If running the driver installation or sample applications do not work, check the following.

The ConnectX network adapter is recognized by the system. For example, on a Linux system using a ConnectX-6 Dx add-in PCI card:
Copy

Copied!
```
            
            $ lspci
...
0000:05:00.0 Ethernet controller: Mellanox Technologies MT28841
0000:05:00.1 Ethernet controller: Mellanox Technologies MT28841
...
        
```
If the network adapter is not recognized, try rebooting the system and/or reseating the card in the PCI slot.
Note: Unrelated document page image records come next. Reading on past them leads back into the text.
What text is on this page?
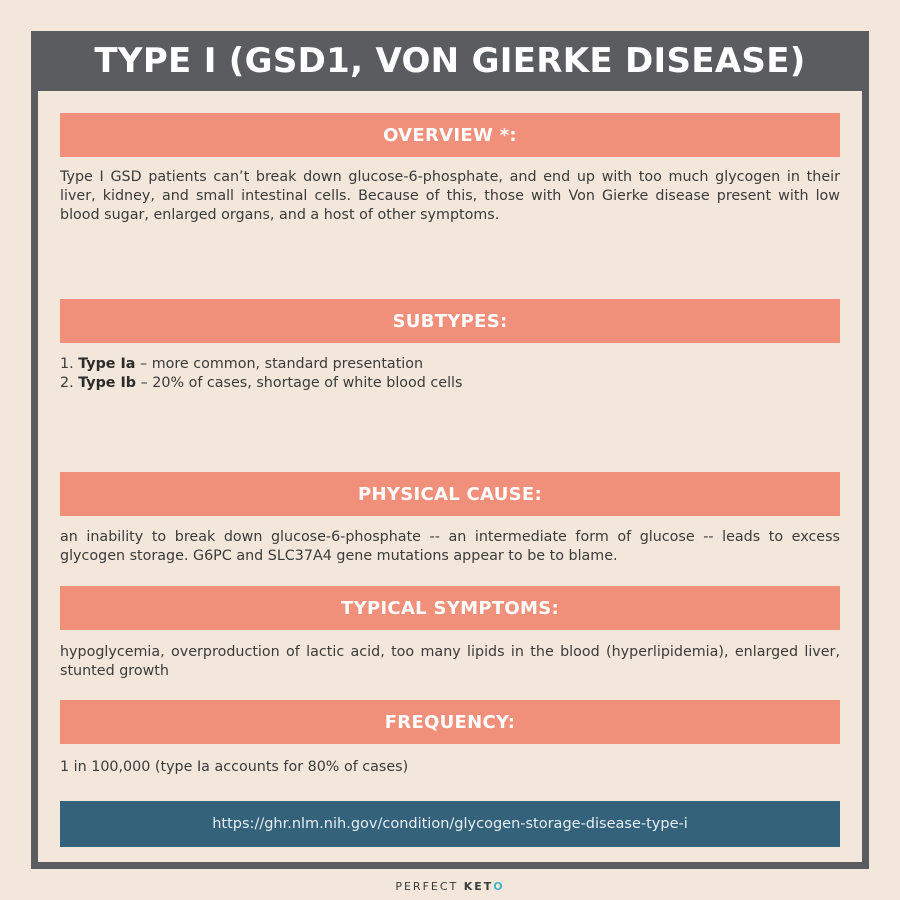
TYPE I (GSD1, VON GIERKE DISEASE)
OVERVIEW *:
Type I GSD patients can’t break down glucose-6-phosphate, and end up with too much glycogen in their liver, kidney, and small intestinal cells. Because of this, those with Von Gierke disease present with low blood sugar, enlarged organs, and a host of other symptoms.
SUBTYPES:
1. Type Ia – more common, standard presentation
2. Type Ib – 20% of cases, shortage of white blood cells
PHYSICAL CAUSE:
an inability to break down glucose-6-phosphate -- an intermediate form of glucose -- leads to excess glycogen storage. G6PC and SLC37A4 gene mutations appear to be to blame.
TYPICAL SYMPTOMS:
hypoglycemia, overproduction of lactic acid, too many lipids in the blood (hyperlipidemia), enlarged liver, stunted growth
FREQUENCY:
1 in 100,000 (type Ia accounts for 80% of cases)
https://ghr.nlm.nih.gov/condition/glycogen-storage-disease-type-i
PERFECT
KET O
The ConnectX network adapter is recognized by the OFED driver. For example, on a Linux system using a ConnectX-6 Dx add-in PCI card:

Copy
Copied!

            
              $ sudo mlxfwmanager
  ...
  Device Type:      ConnectX6DX
  Part Number:      MCX623106AC-CDA_Ax
  Description:      ConnectX-6 Dx EN adapter card; 100GbE; Dual-port QSFP56; PCIe 4.0 x16; Crypto and Secure Boot
  PSID:             MT_0000000436
  PCI Device Name:  /dev/mst/mt4125_pciconf0
  Base GUID:        0c42a1030024053a
  Base MAC:         0c42a124053a
  Versions:         Current        Available
     FW             22.31.1014     N/A
     FW (Running)   22.30.1004     N/A
     PXE            3.6.0301       N/A
     UEFI           14.23.0017     N/A

If the device does not appear, first try rebooting and then
:ref:`reinstalling OFED <installing_ofed>` as described above.
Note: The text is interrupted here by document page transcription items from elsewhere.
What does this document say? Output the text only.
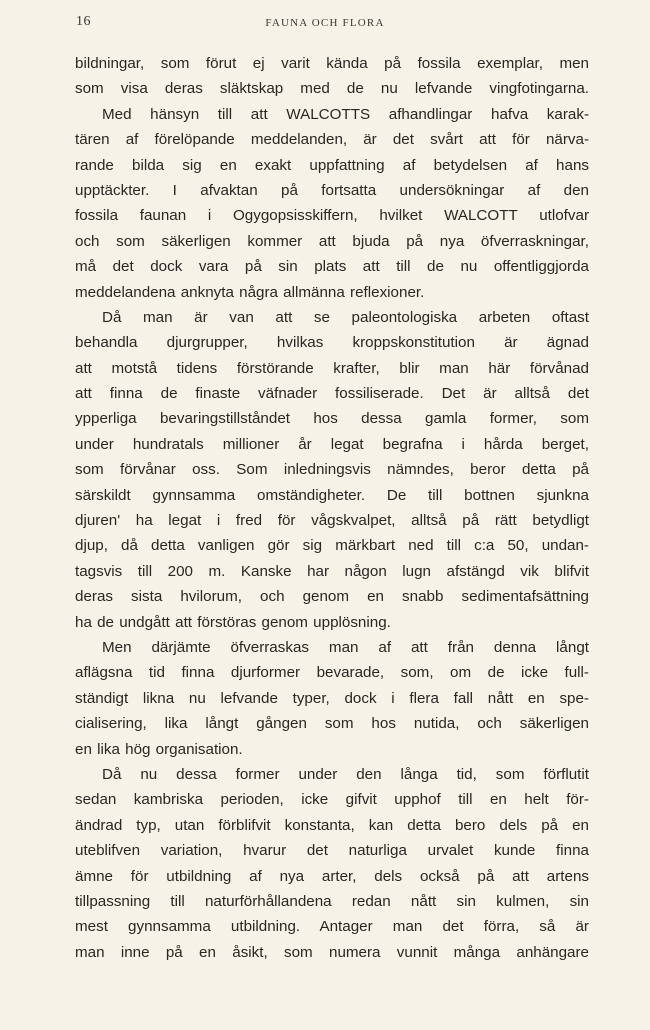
16	FAUNA OCH FLORA
bildningar, som förut ej varit kända på fossila exemplar, men
som visa deras släktskap med de nu lefvande vingfotingarna.
Med hänsyn till att WALCOTTS afhandlingar hafva karak-
tären af förelöpande meddelanden, är det svårt att för närva-
rande bilda sig en exakt uppfattning af betydelsen af hans
upptäckter. I afvaktan på fortsatta undersökningar af den
fossila faunan i Ogygopsisskiffern, hvilket WALCOTT utlofvar
och som säkerligen kommer att bjuda på nya öfverraskningar,
må det dock vara på sin plats att till de nu offentliggjorda
meddelandena anknyta några allmänna reflexioner.
Då man är van att se paleontologiska arbeten oftast
behandla djurgrupper, hvilkas kroppskonstitution är ägnad
att motstå tidens förstörande krafter, blir man här förvånad
att finna de finaste väfnader fossiliserade. Det är alltså det
ypperliga bevaringstillståndet hos dessa gamla former, som
under hundratals millioner år legat begrafna i hårda berget,
som förvånar oss. Som inledningsvis nämndes, beror detta på
särskildt gynnsamma omständigheter. De till bottnen sjunkna
djuren' ha legat i fred för vågskvalpet, alltså på rätt betydligt
djup, då detta vanligen gör sig märkbart ned till c:a 50, undan-
tagsvis till 200 m. Kanske har någon lugn afstängd vik blifvit
deras sista hvilorum, och genom en snabb sedimentafsättning
ha de undgått att förstöras genom upplösning.
Men därjämte öfverraskas man af att från denna långt
aflägsna tid finna djurformer bevarade, som, om de icke full-
ständigt likna nu lefvande typer, dock i flera fall nått en spe-
cialisering, lika långt gången som hos nutida, och säkerligen
en lika hög organisation.
Då nu dessa former under den långa tid, som förflutit
sedan kambriska perioden, icke gifvit upphof till en helt för-
ändrad typ, utan förblifvit konstanta, kan detta bero dels på en
uteblifven variation, hvarur det naturliga urvalet kunde finna
ämne för utbildning af nya arter, dels också på att artens
tillpassning till naturförhållandena redan nått sin kulmen, sin
mest gynnsamma utbildning. Antager man det förra, så är
man inne på en åsikt, som numera vunnit många anhängare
The sender and reciever systems can ping each other:

Copy
Copied!

            
            $ ping 10.0.0.1
PING 10.0.0.1 (10.0.0.1) 56(84) bytes of data.
64 bytes from 10.0.0.1: icmp_seq=1 ttl=64 time=0.205 ms
64 bytes from 10.0.0.1: icmp_seq=2 ttl=64 time=0.206 ms
...

If the systems can not ping each other, try bringing up the network interfaces again using the ifconfig commands.

The nv_peer_mem service is running:

Copy
Copied!

            
            $ sudo service nv_peer_mem status
* nv_peer_mem.service - LSB: Activates/Deactivates nv_peer_mem to \ start at boot time.
   Loaded: loaded (/etc/init.d/nv_peer_mem; generated)
   Active: active (exited) since Mon 2021-01-25 16:45:08 MST; 9min ago
     Docs: man:systemd-sysv-generator(8)
  Process: 6847 ExecStart=/etc/init.d/nv_peer_mem start (code=exited, status=0/SUCCESS)
Jan 25 16:45:08 mccoy systemd[1]: Starting LSB: Activates/Deactivates nv_peer_mem to \ start at boot time....
Jan 25 16:45:08 mccoy nv_peer_mem[6847]: starting... OK
Jan 25 16:45:08 mccoy systemd[1]: Started LSB: Activates/Deactivates nv_peer_mem to \ start at boot time..

If the service is not running, try starting it again using sudo service nv_peer_mem start.